Degree Granting Department

Physics

Major Professor

Wei Chen, Ph.D.

Committee Member

Dennis K. Killinger, Ph.D.

Committee Member

David Rabson, Ph.D.

Committee Member

Garrett Mattews, Ph.D.

Keywords

Channel, Pump, Synchronization, Modulation, Kidney

Abstract

The most important and most common channels on cell membrane are voltage-gated Na+ and K+ channels. In so-called "excitable cells" like neurons and muscle cells, these channels open or close in response to changes in potential across the membrane in order to accomplish muscle contraction and transmit signals. By controlling the membrane potential, we observe extraordinary inactivation behaviors of the voltage-gated Na+ channels and the voltage-gated delayed rectifier K+ channels, which shows that electric stimulation pulses can temporarily close the Na+ and K+ channels, just as drugs, like tetrodotoxin (TTX) and tetraethylammonium (ETA), do.

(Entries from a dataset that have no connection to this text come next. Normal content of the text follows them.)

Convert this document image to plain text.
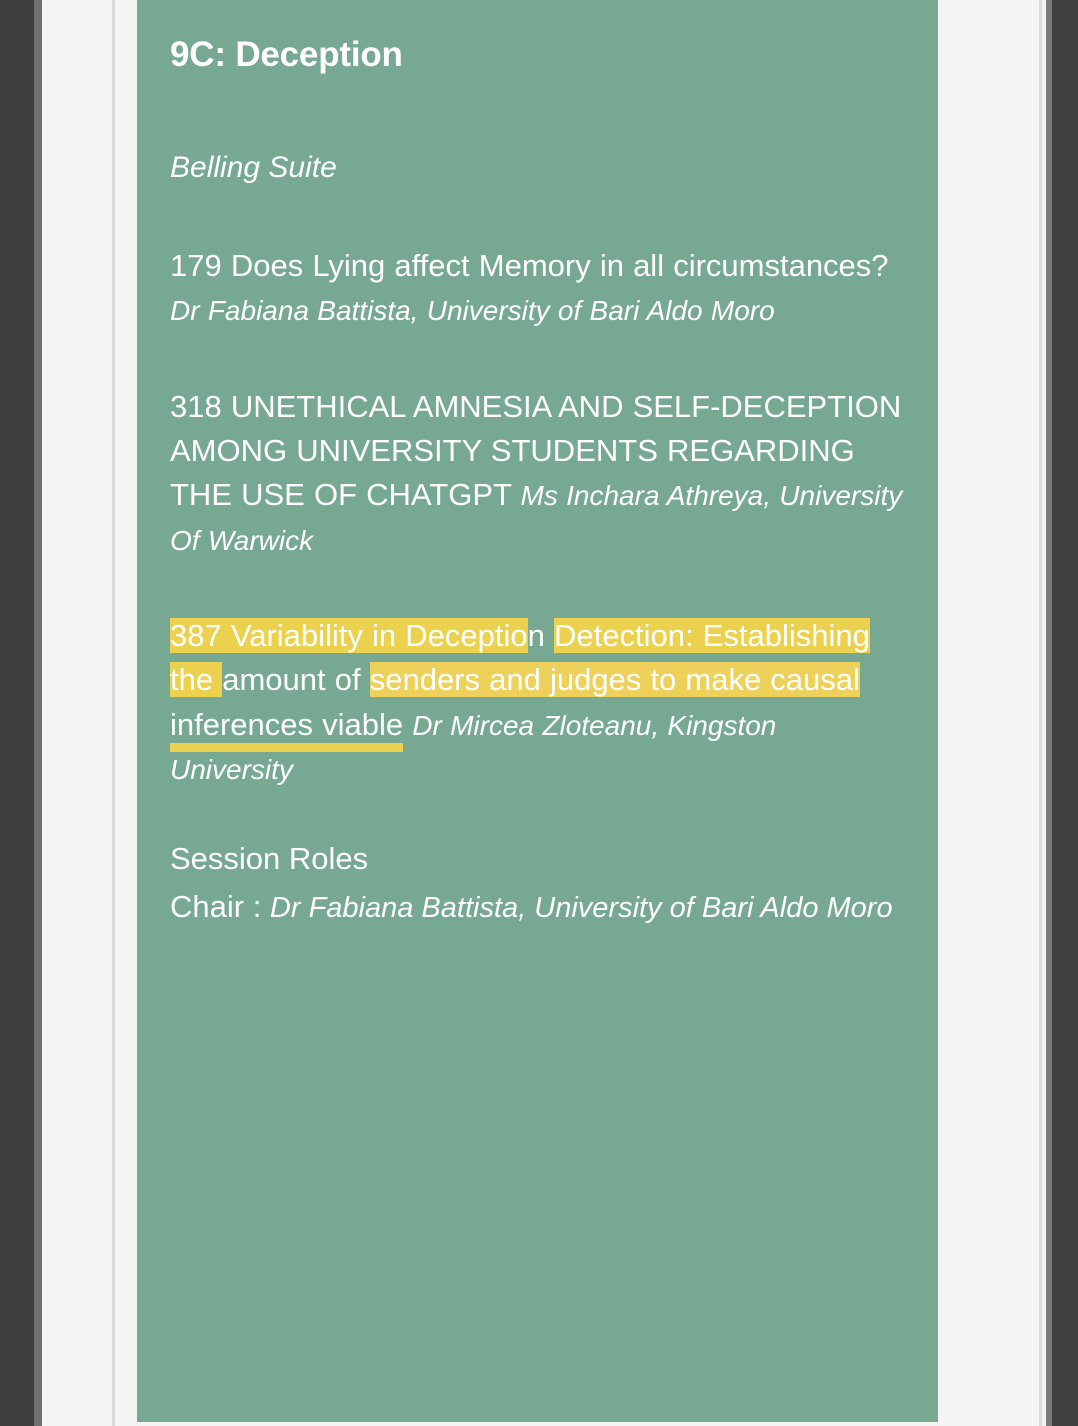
9C: Deception
Belling Suite
179 Does Lying affect Memory in all circumstances? Dr Fabiana Battista, University of Bari Aldo Moro
318 UNETHICAL AMNESIA AND SELF-DECEPTION AMONG UNIVERSITY STUDENTS REGARDING THE USE OF CHATGPT Ms Inchara Athreya, University Of Warwick
387 Variability in Deception Detection: Establishing the amount of senders and judges to make causal inferences viable Dr Mircea Zloteanu, Kingston University
Session Roles
Chair : Dr Fabiana Battista, University of Bari Aldo Moro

The Na/K pump is essential for living system and is expressed in virtually all cell membranes. The ionic transport conducted by Na/K pumps creates both an electrical and a chemical gradient across the plasma membrane, which are required for maintaining membrane potentials, cell volume, and secondary active transport of other solutes, etc. We use a pulsed, symmetric, oscillating membrane potential with a frequency close to the mean physiological turnover rate across the cell membrane to synchronize Na/K pump molecules. The pump molecules can work as a group, pumping at a synchronized pace after a long train of pulses. As a result, the pump functions can be significantly increased. After the pump molecules are synchronized, the applied electric-field frequency can gradually increase in order to resynchronize the molecules to a new, higher frequency. Modulating the pump molecules to a higher frequency leads to a significant increase of pump current. Synchronization and modulation of pump molecules can become a new method to study the function of Na/K pump molecules. This method has huge potential applications in clinic medical treatment.

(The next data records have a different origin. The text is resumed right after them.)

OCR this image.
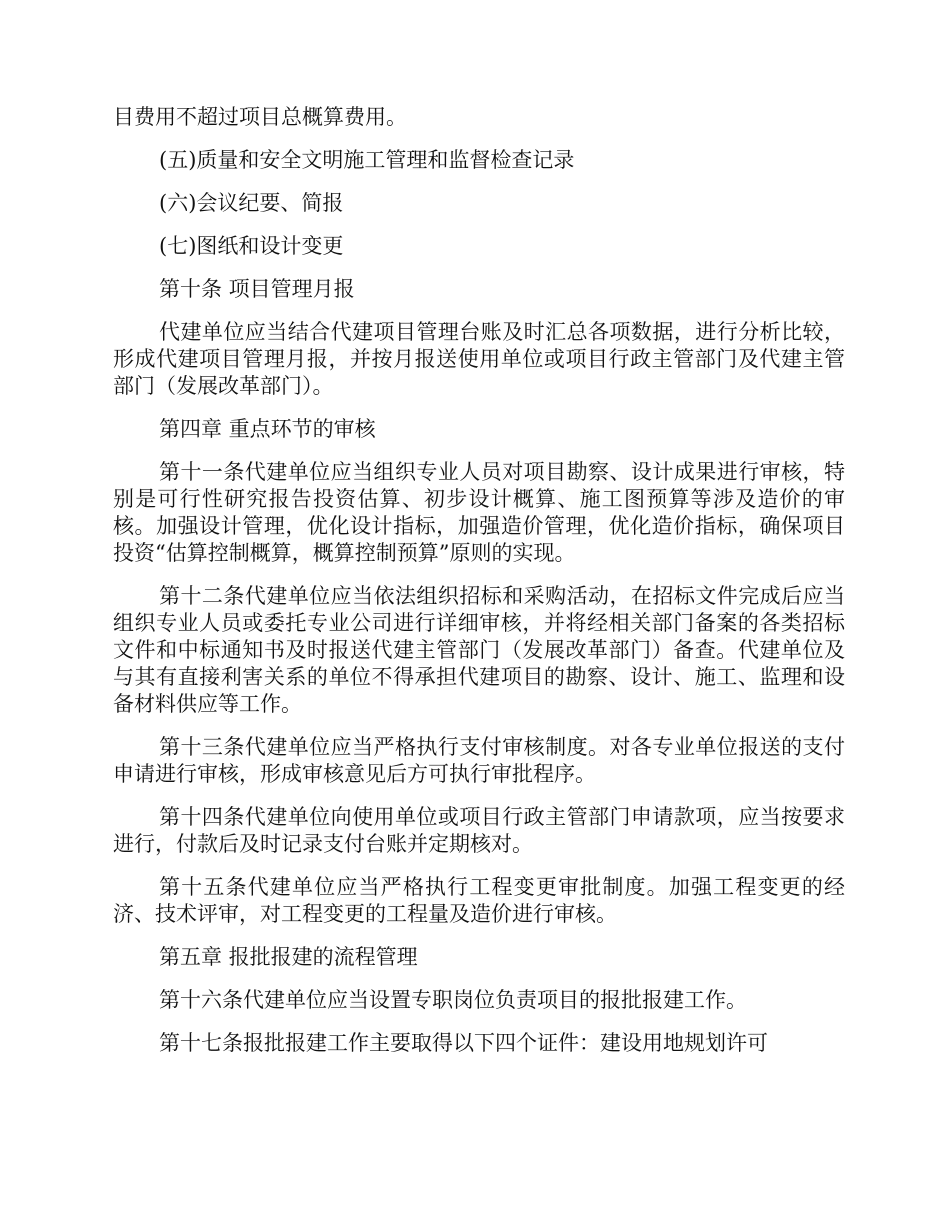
目费用不超过项目总概算费用。

(五)质量和安全文明施工管理和监督检查记录

(六)会议纪要、简报

(七)图纸和设计变更

第十条 项目管理月报

代建单位应当结合代建项目管理台账及时汇总各项数据，进行分析比较，形成代建项目管理月报，并按月报送使用单位或项目行政主管部门及代建主管部门（发展改革部门）。

第四章 重点环节的审核

第十一条代建单位应当组织专业人员对项目勘察、设计成果进行审核，特别是可行性研究报告投资估算、初步设计概算、施工图预算等涉及造价的审核。加强设计管理，优化设计指标，加强造价管理，优化造价指标，确保项目投资“估算控制概算，概算控制预算”原则的实现。

第十二条代建单位应当依法组织招标和采购活动，在招标文件完成后应当组织专业人员或委托专业公司进行详细审核，并将经相关部门备案的各类招标文件和中标通知书及时报送代建主管部门（发展改革部门）备查。代建单位及与其有直接利害关系的单位不得承担代建项目的勘察、设计、施工、监理和设备材料供应等工作。

第十三条代建单位应当严格执行支付审核制度。对各专业单位报送的支付申请进行审核，形成审核意见后方可执行审批程序。

第十四条代建单位向使用单位或项目行政主管部门申请款项，应当按要求进行，付款后及时记录支付台账并定期核对。

第十五条代建单位应当严格执行工程变更审批制度。加强工程变更的经济、技术评审，对工程变更的工程量及造价进行审核。

第五章 报批报建的流程管理

第十六条代建单位应当设置专职岗位负责项目的报批报建工作。

第十七条报批报建工作主要取得以下四个证件：建设用地规划许可
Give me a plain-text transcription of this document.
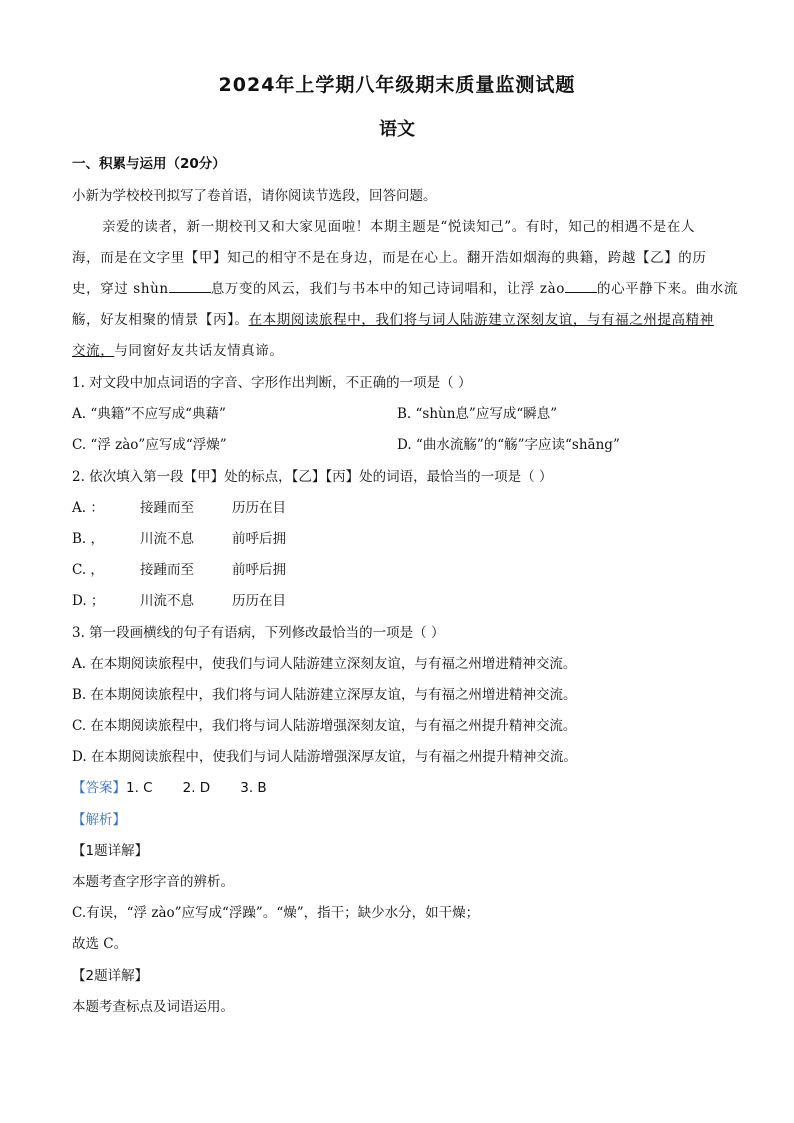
2024年上学期八年级期末质量监测试题
语文
一、积累与运用（20分）
小新为学校校刊拟写了卷首语，请你阅读节选段，回答问题。
亲爱的读者，新一期校刊又和大家见面啦！本期主题是“悦读知己”。有时，知己的相遇不是在人
海，而是在文字里【甲】知己的相守不是在身边，而是在心上。翻开浩如烟海的典籍，跨越【乙】的历
史，穿过 shùn	息万变的风云，我们与书本中的知己诗词唱和，让浮 zào 的心平静下来。曲水流
觞，好友相聚的情景【丙】。在本期阅读旅程中，我们将与词人陆游建立深刻友谊，与有福之州提高精神
交流，与同窗好友共话友情真谛。
1. 对文段中加点词语的字音、字形作出判断，不正确的一项是（ ）
A. “典籍”不应写成“典藉”	B. “shùn息”应写成“瞬息”
C. “浮 zào”应写成“浮燥”	D. “曲水流觞”的“觞”字应读“shāng”
2. 依次填入第一段【甲】处的标点，【乙】【丙】处的词语，最恰当的一项是（ ）
A. ：	接踵而至	历历在目
B. ，	川流不息	前呼后拥
C. ，	接踵而至	前呼后拥
D. ；	川流不息	历历在目
3. 第一段画横线的句子有语病，下列修改最恰当的一项是（ ）
A. 在本期阅读旅程中，使我们与词人陆游建立深刻友谊，与有福之州增进精神交流。
B. 在本期阅读旅程中，我们将与词人陆游建立深厚友谊，与有福之州增进精神交流。
C. 在本期阅读旅程中，我们将与词人陆游增强深刻友谊，与有福之州提升精神交流。
D. 在本期阅读旅程中，使我们与词人陆游增强深厚友谊，与有福之州提升精神交流。
【答案】1. C       2. D       3. B
【解析】
【1题详解】
本题考查字形字音的辨析。
C.有误，“浮 zào”应写成“浮躁”。“燥”，指干；缺少水分，如干燥；
故选 C。
【2题详解】
本题考查标点及词语运用。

After single-fiber-level study, the final project is on organ level, the rat kidney, by using synchronization and modulation of Na/K pump molecules on the proximal tubule membrane. Because Na+ re-absorption is directly related to the function of the Na/K pump, the more active Na/K pumps are, the more Na+ ions can be absorbed, which results in an increased potential inside the renal proximal tubule. This project is the first step of synchronization and modulation applied on the level of an organ.